Now, let’s get down to the people behind this film. The film is the directorial debut of Arif Ali, Imtiaz Ali’s brother. The film is the debut of Armaan Jain, Kareena Kapoor’s cousin. The film has been produced by Saif Ali Khan. It has music by A.R. Rahman. To start off, resources are definitely not an issue. And being a Kapoor-Khan-Ali-Rahman collaboration, publicity would not be a problem either. Then why, would these four outstanding and talented individuals choose to make and promote a film like this? Imtiaz, who honed Alia Bhatt in Highway is known to have faith in new talent. But surprisingly, with his brother’s film, he chose to play safe. Or is this the kind of cinema Arif Ali wants to make? Because, let’s get one thing clear – Arif Ali was not working with unknown producers whose tune he had to dance to, to ensure box office returns. That is the most common accusation debutant film makers make. He was on home turf (which is known for intelligent cinema in the first place) and still chose to make a film which lacks soul, heart, quality and content. A boring script that has no spark, a lead pair with questionable acting talent and film making that is below average.

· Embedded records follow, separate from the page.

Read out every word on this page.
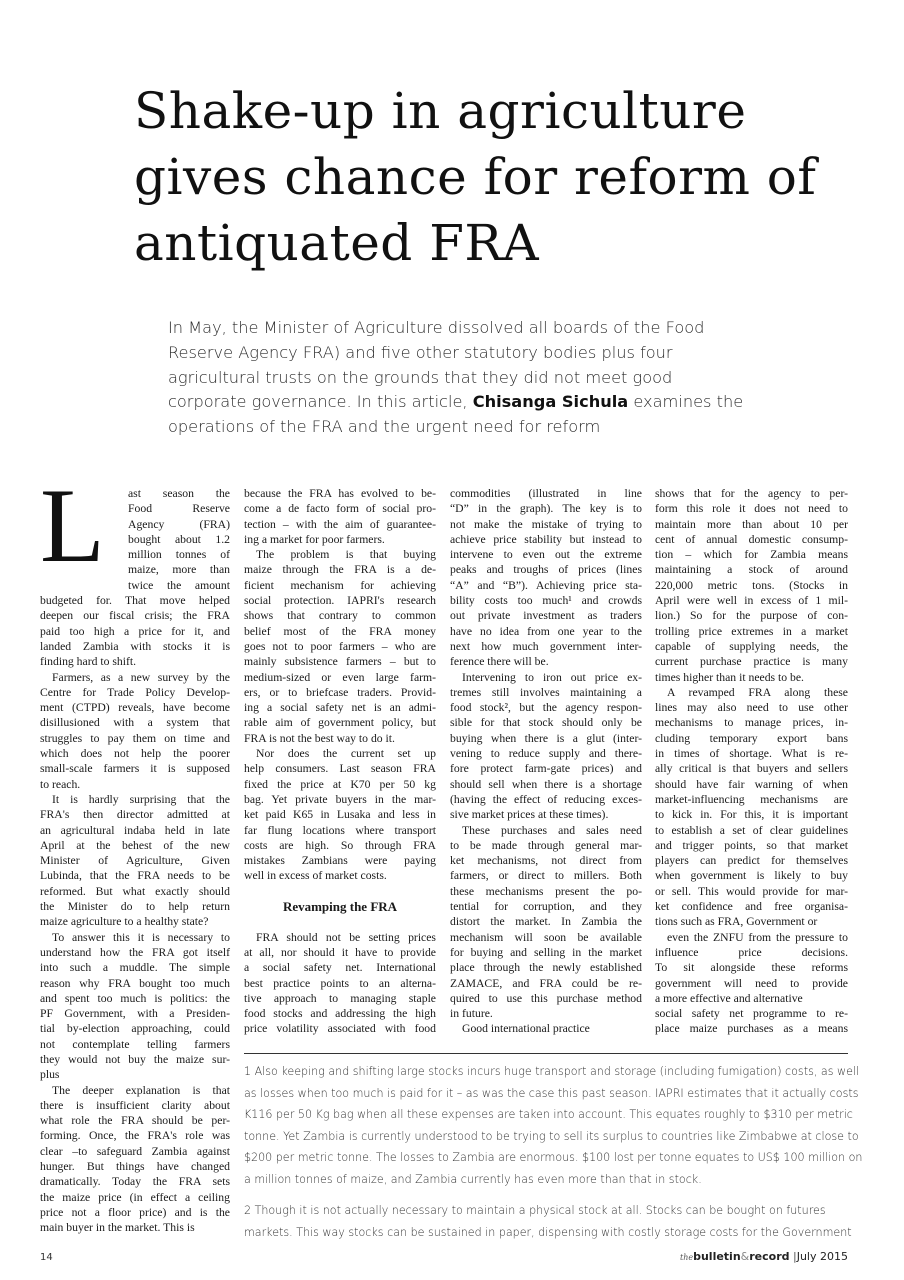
Shake-up in agriculture
gives chance for reform of
antiquated FRA
In May, the Minister of Agriculture dissolved all boards of the Food
Reserve Agency FRA) and five other statutory bodies plus four
agricultural trusts on the grounds that they did not meet good
corporate governance. In this article, Chisanga Sichula examines the
operations of the FRA and the urgent need for reform
L	ast season the

Food Reserve

Agency (FRA)

bought about 1.2

million tonnes of

maize, more than

twice the amount

budgeted for. That move helped

deepen our fiscal crisis; the FRA

paid too high a price for it, and

landed Zambia with stocks it is

finding hard to shift.

Farmers, as a new survey by the

Centre for Trade Policy Develop-

ment (CTPD) reveals, have become

disillusioned with a system that

struggles to pay them on time and

which does not help the poorer

small-scale farmers it is supposed

to reach.

It is hardly surprising that the

FRA's then director admitted at

an agricultural indaba held in late

April at the behest of the new

Minister of Agriculture, Given

Lubinda, that the FRA needs to be

reformed. But what exactly should

the Minister do to help return

maize agriculture to a healthy state?

To answer this it is necessary to

understand how the FRA got itself

into such a muddle. The simple

reason why FRA bought too much

and spent too much is politics: the

PF Government, with a Presiden-

tial by-election approaching, could

not contemplate telling farmers

they would not buy the maize sur-

plus

The deeper explanation is that

there is insufficient clarity about

what role the FRA should be per-

forming. Once, the FRA's role was

clear –to safeguard Zambia against

hunger. But things have changed

dramatically. Today the FRA sets

the maize price (in effect a ceiling

price not a floor price) and is the

main buyer in the market. This is

because the FRA has evolved to be-

come a de facto form of social pro-

tection – with the aim of guarantee-

ing a market for poor farmers.

The problem is that buying

maize through the FRA is a de-

ficient mechanism for achieving

social protection. IAPRI's research

shows that contrary to common

belief most of the FRA money

goes not to poor farmers – who are

mainly subsistence farmers – but to

medium-sized or even large farm-

ers, or to briefcase traders. Provid-

ing a social safety net is an admi-

rable aim of government policy, but

FRA is not the best way to do it.

Nor does the current set up

help consumers. Last season FRA

fixed the price at K70 per 50 kg

bag. Yet private buyers in the mar-

ket paid K65 in Lusaka and less in

far flung locations where transport

costs are high. So through FRA

mistakes Zambians were paying

well in excess of market costs.

Revamping the FRA

FRA should not be setting prices

at all, nor should it have to provide

a social safety net. International

best practice points to an alterna-

tive approach to managing staple

food stocks and addressing the high

price volatility associated with food

commodities (illustrated in line

“D” in the graph). The key is to

not make the mistake of trying to

achieve price stability but instead to

intervene to even out the extreme

peaks and troughs of prices (lines

“A” and “B”). Achieving price sta-

bility costs too much¹ and crowds

out private investment as traders

have no idea from one year to the

next how much government inter-

ference there will be.

Intervening to iron out price ex-

tremes still involves maintaining a

food stock², but the agency respon-

sible for that stock should only be

buying when there is a glut (inter-

vening to reduce supply and there-

fore protect farm-gate prices) and

should sell when there is a shortage

(having the effect of reducing exces-

sive market prices at these times).

These purchases and sales need

to be made through general mar-

ket mechanisms, not direct from

farmers, or direct to millers. Both

these mechanisms present the po-

tential for corruption, and they

distort the market. In Zambia the

mechanism will soon be available

for buying and selling in the market

place through the newly established

ZAMACE, and FRA could be re-

quired to use this purchase method

in future.

Good international practice

shows that for the agency to per-

form this role it does not need to

maintain more than about 10 per

cent of annual domestic consump-

tion – which for Zambia means

maintaining a stock of around

220,000 metric tons. (Stocks in

April were well in excess of 1 mil-

lion.) So for the purpose of con-

trolling price extremes in a market

capable of supplying needs, the

current purchase practice is many

times higher than it needs to be.

A revamped FRA along these

lines may also need to use other

mechanisms to manage prices, in-

cluding temporary export bans

in times of shortage. What is re-

ally critical is that buyers and sellers

should have fair warning of when

market-influencing mechanisms are

to kick in. For this, it is important

to establish a set of clear guidelines

and trigger points, so that market

players can predict for themselves

when government is likely to buy

or sell. This would provide for mar-

ket confidence and free organisa-

tions such as FRA, Government or

even the ZNFU from the pressure to

influence price decisions.

To sit alongside these reforms

government will need to provide

a more effective and alternative

social safety net programme to re-

place maize purchases as a means

1 Also keeping and shifting large stocks incurs huge transport and storage (including fumigation) costs, as well
as losses when too much is paid for it – as was the case this past season. IAPRI estimates that it actually costs
K116 per 50 Kg bag when all these expenses are taken into account. This equates roughly to $310 per metric
tonne. Yet Zambia is currently understood to be trying to sell its surplus to countries like Zimbabwe at close to
$200 per metric tonne. The losses to Zambia are enormous. $100 lost per tonne equates to US$ 100 million on
a million tonnes of maize, and Zambia currently has even more than that in stock.
2 Though it is not actually necessary to maintain a physical stock at all. Stocks can be bought on futures
markets. This way stocks can be sustained in paper, dispensing with costly storage costs for the Government
14	thebulletin&record |July 2015
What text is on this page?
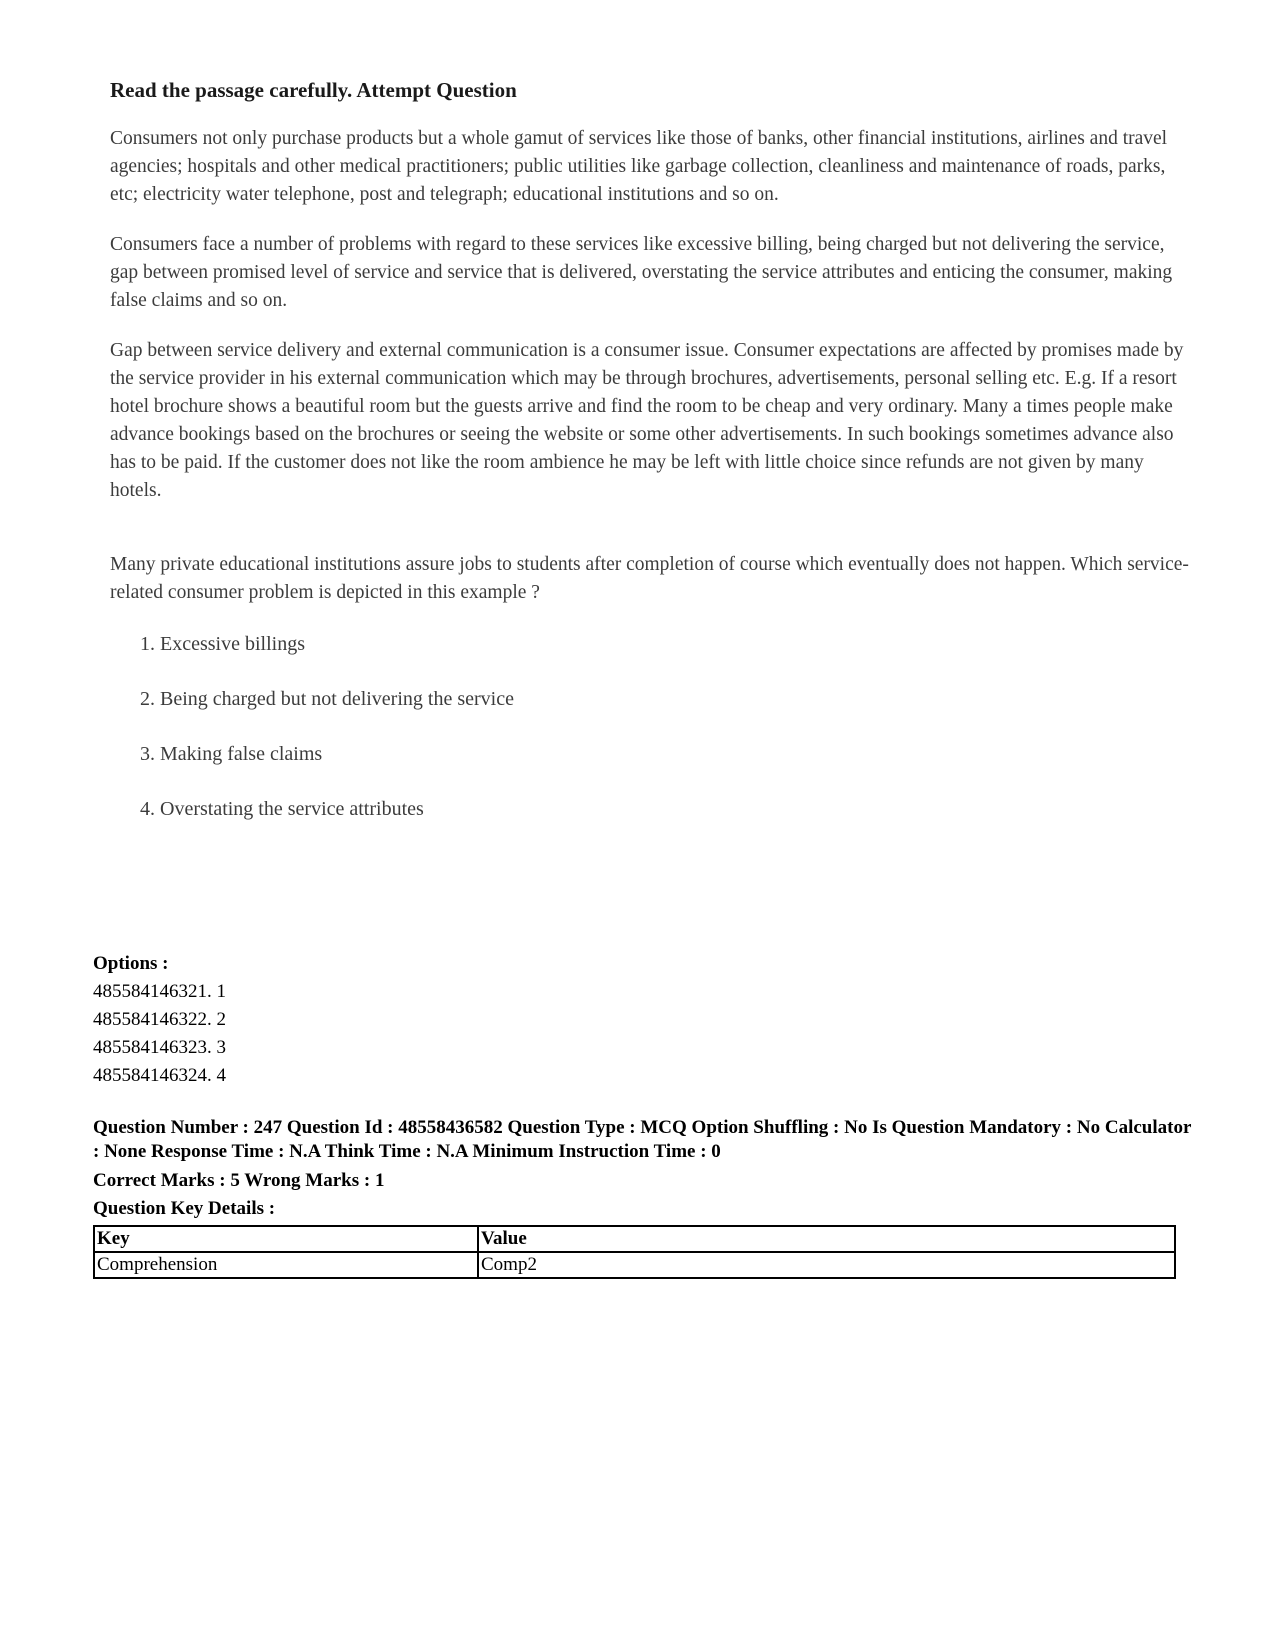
Read the passage carefully. Attempt Question

Consumers not only purchase products but a whole gamut of services like those of banks, other financial institutions, airlines and travel agencies; hospitals and other medical practitioners; public utilities like garbage collection, cleanliness and maintenance of roads, parks, etc; electricity water telephone, post and telegraph; educational institutions and so on.

Consumers face a number of problems with regard to these services like excessive billing, being charged but not delivering the service, gap between promised level of service and service that is delivered, overstating the service attributes and enticing the consumer, making false claims and so on.

Gap between service delivery and external communication is a consumer issue. Consumer expectations are affected by promises made by the service provider in his external communication which may be through brochures, advertisements, personal selling etc. E.g. If a resort hotel brochure shows a beautiful room but the guests arrive and find the room to be cheap and very ordinary. Many a times people make advance bookings based on the brochures or seeing the website or some other advertisements. In such bookings sometimes advance also has to be paid. If the customer does not like the room ambience he may be left with little choice since refunds are not given by many hotels.

Many private educational institutions assure jobs to students after completion of course which eventually does not happen. Which service-related consumer problem is depicted in this example ?

1. Excessive billings
2. Being charged but not delivering the service
3. Making false claims
4. Overstating the service attributes
Options :
485584146321. 1
485584146322. 2
485584146323. 3
485584146324. 4
Question Number : 247 Question Id : 48558436582 Question Type : MCQ Option Shuffling : No Is Question Mandatory : No Calculator : None Response Time : N.A Think Time : N.A Minimum Instruction Time : 0
Correct Marks : 5 Wrong Marks : 1
Question Key Details :
Key	Value
Comprehension	Comp2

That brings us to the film’s producers. Recently, I have begun questioning Saif Ali Khan’s choice of films. Why would he of the great Omkara and Parineeta and Being Cyrus and Ek Haseena Thi and Hum Tum choose Cocktail and Agent Vinod and Humshakals (what is the Nawab saab smoking these days?)? What scared him from taking risks with this film? Why did he not want to launch his cuz-in-law in a slightly different light? Because, let’s face it, Armaan does not do a Hrithik or a Ranveer. Then why bank on the stereotypical Bollywood debut format of singing-dancing-stripping-wooing? And does he really believe that format works today?

This is also an example of Kapoor’s incompetent mentoring skills. If she did mentor, that is. Because, if I were Armaan, I would want my older and much experienced sister to play a crucial role in my launch. Both Kareena and Saif have seen highs and lows and they know how much the audience have loved their de-glam and offbeat performances. As for Rahman, Imtiaz Ali is his new Mani Ratnam. He will make music for Ali. He does not promise quality though.

The film had everything going for the lead pair. There is no other prominent face in the film. The supporting cast has newbies and conveniently plays down talented veterans like Kumud Mishra and Varun Badola to minor roles. There is no one in the film who can steal the lead pair’s thunder. Well, they do not have as much as a fart anyway. Deeksha, with quite a bagful of Telugu movie experience, shows some promise but Armaan has a long way to go. He reminds one of Neil Nitin Mukesh. Is that a good thing?

So, this is what it all boils down to – successful Bollywood superstars, a talented film maker and a globally-acclaimed maestro produce the next generation of the Hindi movie industry and they choose to play safe, avoid risks and produce a half-baked forgettable film.

P.S. – Our sati savitri heroine won’t do the naughty shaadi se pehle. She’d rather play house with her pet doggy. Wow, now that’s being progressive.